Compared with the prior art, the application has the advantages that:

(1) The method is characterized in that distributed autonomous updating decision is conducted in limited resource Internet of things equipment by a reinforcement learning method, so that stable, reliable and intelligent remote updating of the Internet of things equipment is realized;

(2) The reinforcement learning algorithm is used for carrying out distributed autonomous decision, communication is not carried out between the terminals, the communication load between the terminals and the gateway is reduced, excessive competition of resources between the terminals is avoided, the time required for updating can be reduced, and the waste of energy is reduced;

(3) The remote updating mechanism uses the memory of the internet of things module, can realize remote updating on the main controller equipment with limited memory resources, and ensures the reliability of remote updating through the checking mechanism of the software firmware and the description file.

Drawings

In order to more clearly illustrate the technical solutions of the embodiments of the present application, the drawings required for the description of the embodiments will be briefly described below, and it is apparent that the drawings in the following description are only some embodiments of the present application, and other drawings may be obtained according to these drawings without inventive effort for a person skilled in the art.

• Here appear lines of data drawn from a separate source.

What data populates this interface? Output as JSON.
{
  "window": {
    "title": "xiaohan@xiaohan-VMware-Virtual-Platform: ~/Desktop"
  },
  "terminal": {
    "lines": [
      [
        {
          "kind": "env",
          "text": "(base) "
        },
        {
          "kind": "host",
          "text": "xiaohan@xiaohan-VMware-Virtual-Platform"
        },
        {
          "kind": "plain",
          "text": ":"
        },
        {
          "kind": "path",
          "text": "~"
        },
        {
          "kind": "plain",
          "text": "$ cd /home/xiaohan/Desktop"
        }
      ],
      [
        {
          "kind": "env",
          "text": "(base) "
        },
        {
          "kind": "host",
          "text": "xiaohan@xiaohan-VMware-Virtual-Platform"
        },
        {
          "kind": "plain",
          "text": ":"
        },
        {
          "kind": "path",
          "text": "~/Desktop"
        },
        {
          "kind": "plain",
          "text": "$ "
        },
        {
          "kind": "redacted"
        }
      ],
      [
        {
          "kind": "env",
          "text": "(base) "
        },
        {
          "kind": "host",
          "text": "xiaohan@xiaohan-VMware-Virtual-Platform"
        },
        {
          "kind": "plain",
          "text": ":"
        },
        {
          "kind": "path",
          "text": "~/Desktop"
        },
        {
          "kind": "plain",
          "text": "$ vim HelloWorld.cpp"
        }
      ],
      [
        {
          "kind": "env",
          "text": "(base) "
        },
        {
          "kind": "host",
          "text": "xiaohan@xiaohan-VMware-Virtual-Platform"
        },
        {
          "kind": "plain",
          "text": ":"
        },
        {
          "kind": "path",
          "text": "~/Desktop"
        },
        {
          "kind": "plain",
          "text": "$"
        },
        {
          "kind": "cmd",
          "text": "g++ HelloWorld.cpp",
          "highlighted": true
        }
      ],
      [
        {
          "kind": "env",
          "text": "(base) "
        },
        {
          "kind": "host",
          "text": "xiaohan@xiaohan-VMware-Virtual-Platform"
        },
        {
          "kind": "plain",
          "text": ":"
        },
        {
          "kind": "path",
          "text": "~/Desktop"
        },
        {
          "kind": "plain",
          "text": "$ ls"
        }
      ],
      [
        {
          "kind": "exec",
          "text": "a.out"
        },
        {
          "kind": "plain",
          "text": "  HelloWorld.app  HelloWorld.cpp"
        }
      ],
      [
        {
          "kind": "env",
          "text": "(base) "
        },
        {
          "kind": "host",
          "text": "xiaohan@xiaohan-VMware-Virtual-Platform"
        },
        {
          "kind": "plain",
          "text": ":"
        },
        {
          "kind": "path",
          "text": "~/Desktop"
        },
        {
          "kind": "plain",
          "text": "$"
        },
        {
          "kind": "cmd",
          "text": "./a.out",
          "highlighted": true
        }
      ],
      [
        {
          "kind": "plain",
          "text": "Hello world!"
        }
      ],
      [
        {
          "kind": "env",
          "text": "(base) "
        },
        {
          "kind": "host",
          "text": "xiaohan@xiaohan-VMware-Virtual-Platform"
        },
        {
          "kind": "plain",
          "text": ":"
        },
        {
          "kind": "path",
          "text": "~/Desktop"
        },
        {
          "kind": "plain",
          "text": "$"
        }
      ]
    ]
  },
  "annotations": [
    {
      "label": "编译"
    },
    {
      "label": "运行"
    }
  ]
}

Fig. 1 is a flowchart of a method for remotely upgrading an internet of things terminal based on reinforcement learning in an embodiment of the application;

fig. 2 is an overall flow frame diagram of a reinforcement learning-based remote upgrading method for an internet of things terminal.

Detailed Description

For the purpose of making the objects, technical solutions and advantages of the embodiments of the present application more apparent, the technical solutions of the embodiments of the present application will be clearly and completely described below with reference to the accompanying drawings in the embodiments of the present application, and it is apparent that the described embodiments are some embodiments of the present application, but not all embodiments of the present application.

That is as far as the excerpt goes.